Wednesday, September 24, 2008

Yesterday's Word-of-the-Day was, "Monadnock". It's come up before, and always makes me smile, since we go to New Hampshire every summer (except the last two years — don't even mention it to the kids!) and have scaled Mt. Monadnock. The view from the summit is rivaled by the sense of accomplishment at reaching it, especially on a sunny, midsummer's day. Margaret had woven many tales of clambering up "Mou-na-na-nock" as a child, and recalled the view of the mountain from Keene, NH, and how it had seemed to call to her from its lofty perch. My first ascent, we had a friend from Chicago staying at the lake with us, who fancied himself a photographer and wanted desperately to capture the view from the top of Margaret's fabled peak. At the trailhead, he asked an elderly couple coming down the mountain if there were more than the one trail to the top. "I think the Pocka Trail goes all the way up." Only later, after almost getting lost and consulting the map did we learn that our guides were visiting from Boston. "Clamber" was an accurate description of the first half of the ascent, regardless of the trail chosen. But it was worth standing atop the geological survey marker and looking for the Boston skyline in the haze.
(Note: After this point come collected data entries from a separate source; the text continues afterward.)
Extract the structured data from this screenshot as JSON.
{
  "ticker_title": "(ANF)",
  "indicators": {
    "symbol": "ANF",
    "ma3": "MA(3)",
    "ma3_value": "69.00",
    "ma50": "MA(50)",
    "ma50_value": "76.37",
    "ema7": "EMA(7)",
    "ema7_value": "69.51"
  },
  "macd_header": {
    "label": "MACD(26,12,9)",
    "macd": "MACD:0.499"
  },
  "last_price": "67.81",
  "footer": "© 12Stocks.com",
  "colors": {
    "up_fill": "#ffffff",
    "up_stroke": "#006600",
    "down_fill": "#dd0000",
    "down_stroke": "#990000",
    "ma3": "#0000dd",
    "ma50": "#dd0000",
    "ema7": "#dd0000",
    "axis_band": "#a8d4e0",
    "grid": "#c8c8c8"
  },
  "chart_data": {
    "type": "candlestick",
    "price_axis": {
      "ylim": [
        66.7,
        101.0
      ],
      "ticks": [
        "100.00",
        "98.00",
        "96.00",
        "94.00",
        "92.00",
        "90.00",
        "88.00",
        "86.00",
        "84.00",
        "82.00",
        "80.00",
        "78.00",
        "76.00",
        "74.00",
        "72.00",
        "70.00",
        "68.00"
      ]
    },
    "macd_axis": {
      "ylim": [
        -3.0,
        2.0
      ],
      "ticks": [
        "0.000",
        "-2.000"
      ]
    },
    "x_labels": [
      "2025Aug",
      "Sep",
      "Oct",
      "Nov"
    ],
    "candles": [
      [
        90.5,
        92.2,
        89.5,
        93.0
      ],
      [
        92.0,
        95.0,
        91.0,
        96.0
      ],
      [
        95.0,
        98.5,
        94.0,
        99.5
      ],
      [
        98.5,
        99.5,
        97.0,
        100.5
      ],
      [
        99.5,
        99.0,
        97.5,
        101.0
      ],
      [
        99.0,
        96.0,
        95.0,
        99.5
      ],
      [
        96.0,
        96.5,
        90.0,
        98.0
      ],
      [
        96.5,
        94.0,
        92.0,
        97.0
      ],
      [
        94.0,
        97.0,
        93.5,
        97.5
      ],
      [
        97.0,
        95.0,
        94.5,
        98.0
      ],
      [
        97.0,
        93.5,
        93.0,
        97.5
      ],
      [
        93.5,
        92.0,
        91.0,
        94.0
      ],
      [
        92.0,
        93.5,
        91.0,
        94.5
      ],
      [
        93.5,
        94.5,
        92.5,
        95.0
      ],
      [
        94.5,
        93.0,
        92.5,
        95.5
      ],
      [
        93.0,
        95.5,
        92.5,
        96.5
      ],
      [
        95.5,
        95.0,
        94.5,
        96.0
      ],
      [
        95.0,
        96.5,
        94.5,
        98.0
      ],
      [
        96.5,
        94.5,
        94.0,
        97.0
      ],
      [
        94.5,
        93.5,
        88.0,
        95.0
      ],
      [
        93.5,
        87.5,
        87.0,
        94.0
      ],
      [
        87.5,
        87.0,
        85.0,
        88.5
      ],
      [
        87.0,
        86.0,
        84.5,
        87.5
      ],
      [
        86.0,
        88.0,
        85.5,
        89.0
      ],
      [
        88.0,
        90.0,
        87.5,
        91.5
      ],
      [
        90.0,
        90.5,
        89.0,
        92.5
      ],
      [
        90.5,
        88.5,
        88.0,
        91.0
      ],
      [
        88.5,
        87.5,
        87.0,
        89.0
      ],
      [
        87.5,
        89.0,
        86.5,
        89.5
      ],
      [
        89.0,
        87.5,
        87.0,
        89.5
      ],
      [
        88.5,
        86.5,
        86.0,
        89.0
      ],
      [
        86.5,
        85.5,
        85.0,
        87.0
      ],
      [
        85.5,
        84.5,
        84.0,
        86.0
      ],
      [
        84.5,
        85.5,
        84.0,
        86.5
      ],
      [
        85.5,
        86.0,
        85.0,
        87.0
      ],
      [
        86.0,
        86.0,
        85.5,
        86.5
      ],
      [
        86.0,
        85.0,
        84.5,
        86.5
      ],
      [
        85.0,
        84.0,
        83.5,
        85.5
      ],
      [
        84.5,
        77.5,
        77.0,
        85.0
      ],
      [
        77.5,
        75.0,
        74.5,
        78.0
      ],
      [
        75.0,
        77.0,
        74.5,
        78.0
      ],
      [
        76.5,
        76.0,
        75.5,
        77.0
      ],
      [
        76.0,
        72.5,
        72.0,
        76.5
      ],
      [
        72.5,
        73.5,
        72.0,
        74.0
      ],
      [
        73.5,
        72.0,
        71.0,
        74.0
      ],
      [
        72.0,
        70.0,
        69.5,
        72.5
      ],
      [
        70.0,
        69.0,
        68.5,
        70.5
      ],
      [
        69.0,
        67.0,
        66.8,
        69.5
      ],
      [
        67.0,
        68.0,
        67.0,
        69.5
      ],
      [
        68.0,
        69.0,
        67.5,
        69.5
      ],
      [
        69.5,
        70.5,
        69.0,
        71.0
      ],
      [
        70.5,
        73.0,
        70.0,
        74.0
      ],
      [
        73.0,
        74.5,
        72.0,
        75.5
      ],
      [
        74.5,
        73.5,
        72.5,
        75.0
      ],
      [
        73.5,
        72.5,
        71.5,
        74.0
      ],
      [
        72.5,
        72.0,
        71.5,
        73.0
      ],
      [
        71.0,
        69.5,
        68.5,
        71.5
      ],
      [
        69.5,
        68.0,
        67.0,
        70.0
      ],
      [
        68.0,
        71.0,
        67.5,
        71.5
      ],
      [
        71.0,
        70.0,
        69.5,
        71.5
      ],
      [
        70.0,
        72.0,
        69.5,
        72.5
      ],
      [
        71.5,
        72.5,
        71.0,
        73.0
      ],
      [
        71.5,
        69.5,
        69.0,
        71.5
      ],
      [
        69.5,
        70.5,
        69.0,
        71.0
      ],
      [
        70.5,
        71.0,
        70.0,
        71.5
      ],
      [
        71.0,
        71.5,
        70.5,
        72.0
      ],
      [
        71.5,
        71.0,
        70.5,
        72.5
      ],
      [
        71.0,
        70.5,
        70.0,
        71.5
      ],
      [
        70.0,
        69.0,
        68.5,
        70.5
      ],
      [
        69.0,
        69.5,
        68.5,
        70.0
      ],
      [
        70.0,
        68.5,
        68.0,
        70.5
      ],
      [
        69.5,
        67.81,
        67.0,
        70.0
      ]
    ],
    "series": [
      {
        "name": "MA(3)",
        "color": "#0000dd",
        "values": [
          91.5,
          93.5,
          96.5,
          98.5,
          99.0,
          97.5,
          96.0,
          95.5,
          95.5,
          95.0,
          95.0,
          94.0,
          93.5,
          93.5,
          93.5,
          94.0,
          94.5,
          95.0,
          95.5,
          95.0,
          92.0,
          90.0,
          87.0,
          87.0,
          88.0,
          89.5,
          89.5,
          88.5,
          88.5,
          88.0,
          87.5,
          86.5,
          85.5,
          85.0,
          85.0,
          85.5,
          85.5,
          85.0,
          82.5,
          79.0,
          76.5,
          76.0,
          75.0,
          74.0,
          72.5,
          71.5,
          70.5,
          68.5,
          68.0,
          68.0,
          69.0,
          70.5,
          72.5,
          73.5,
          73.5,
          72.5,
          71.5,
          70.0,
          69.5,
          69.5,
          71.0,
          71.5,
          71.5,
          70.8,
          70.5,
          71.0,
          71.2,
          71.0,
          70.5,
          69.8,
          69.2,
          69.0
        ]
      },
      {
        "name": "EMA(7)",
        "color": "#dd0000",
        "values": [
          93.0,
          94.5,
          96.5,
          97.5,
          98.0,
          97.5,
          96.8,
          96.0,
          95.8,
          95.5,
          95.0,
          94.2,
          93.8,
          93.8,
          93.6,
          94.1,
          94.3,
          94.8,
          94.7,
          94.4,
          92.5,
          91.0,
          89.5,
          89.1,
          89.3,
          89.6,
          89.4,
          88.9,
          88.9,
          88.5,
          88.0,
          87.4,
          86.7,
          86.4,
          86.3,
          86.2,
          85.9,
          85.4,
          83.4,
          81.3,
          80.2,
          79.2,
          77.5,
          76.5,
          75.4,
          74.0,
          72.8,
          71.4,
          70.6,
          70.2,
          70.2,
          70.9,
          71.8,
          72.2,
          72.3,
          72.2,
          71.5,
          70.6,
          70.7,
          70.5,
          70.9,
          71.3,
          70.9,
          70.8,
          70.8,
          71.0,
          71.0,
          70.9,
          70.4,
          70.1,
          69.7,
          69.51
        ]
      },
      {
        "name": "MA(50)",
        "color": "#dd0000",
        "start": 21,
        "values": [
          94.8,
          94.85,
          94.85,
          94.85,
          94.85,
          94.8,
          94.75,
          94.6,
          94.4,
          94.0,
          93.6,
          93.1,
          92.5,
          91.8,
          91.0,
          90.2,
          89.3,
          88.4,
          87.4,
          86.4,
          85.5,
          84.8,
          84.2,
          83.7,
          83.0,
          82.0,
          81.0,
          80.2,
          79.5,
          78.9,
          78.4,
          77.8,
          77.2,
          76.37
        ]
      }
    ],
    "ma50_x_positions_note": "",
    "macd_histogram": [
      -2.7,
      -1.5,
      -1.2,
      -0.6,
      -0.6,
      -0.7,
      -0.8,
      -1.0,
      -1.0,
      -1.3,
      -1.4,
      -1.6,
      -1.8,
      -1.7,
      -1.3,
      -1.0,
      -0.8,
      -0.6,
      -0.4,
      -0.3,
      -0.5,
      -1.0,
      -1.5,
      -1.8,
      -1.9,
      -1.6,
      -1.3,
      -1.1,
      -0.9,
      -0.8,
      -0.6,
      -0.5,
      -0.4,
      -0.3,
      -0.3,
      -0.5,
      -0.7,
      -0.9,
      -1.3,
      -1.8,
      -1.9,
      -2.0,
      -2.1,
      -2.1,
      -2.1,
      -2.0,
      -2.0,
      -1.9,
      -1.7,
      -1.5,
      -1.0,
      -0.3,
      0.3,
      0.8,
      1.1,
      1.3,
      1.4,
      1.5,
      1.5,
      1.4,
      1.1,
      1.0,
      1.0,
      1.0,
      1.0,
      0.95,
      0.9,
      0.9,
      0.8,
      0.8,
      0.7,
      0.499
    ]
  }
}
I also enjoy seeing Monadnock as the Word-of-the-day, because its etymology has always bothered me. According to Wordsmith, Mount Monadnock is "a peak in New Hampshire, whose name in Algonquian means isolated mountain." What bothered me was that monad in English meant "a single, isolated unit" and knock in English meant "hill", so somehow the Algonquian and English languages had undergone some sort of crazy convergent evolution culminating in a single word, Monadnock, that meant the same thing in both languages. So today, I did some research and found, "Algonquian Names of Some Mountains and Hills" by William Wallace Tooker in The Journal of American Folklore, Vol. 17, No. 66 (Jul. - Sep., 1904), pp. 171-179 (available through JSTOR). Tooker says:


man, or mon, is a significant prefix to many word combinations... meaning "wonderful," "wonder," "vision," "revelation," "marvellous," etc. It is from the primary verbal root -an, "surpassing," "going beyond," "is more than the common," with the indefinite impersonal m prefix added, which with its generic -adn, "mountain," and the locative -ock, "place," gives as a synthesis of Man-adn-ock, "land or country of the surpassing mountain."

So, Monadnock is the land of the wondrous mountain, and Mt. Monadnock is the mountain of the land of the wondrous mountain; and the colonists who first heard the locals call the area Man-adn-ock probably felt the same sense of linguistic convergence as I did and assumed Monad-knock was Algonquian for isolated hill.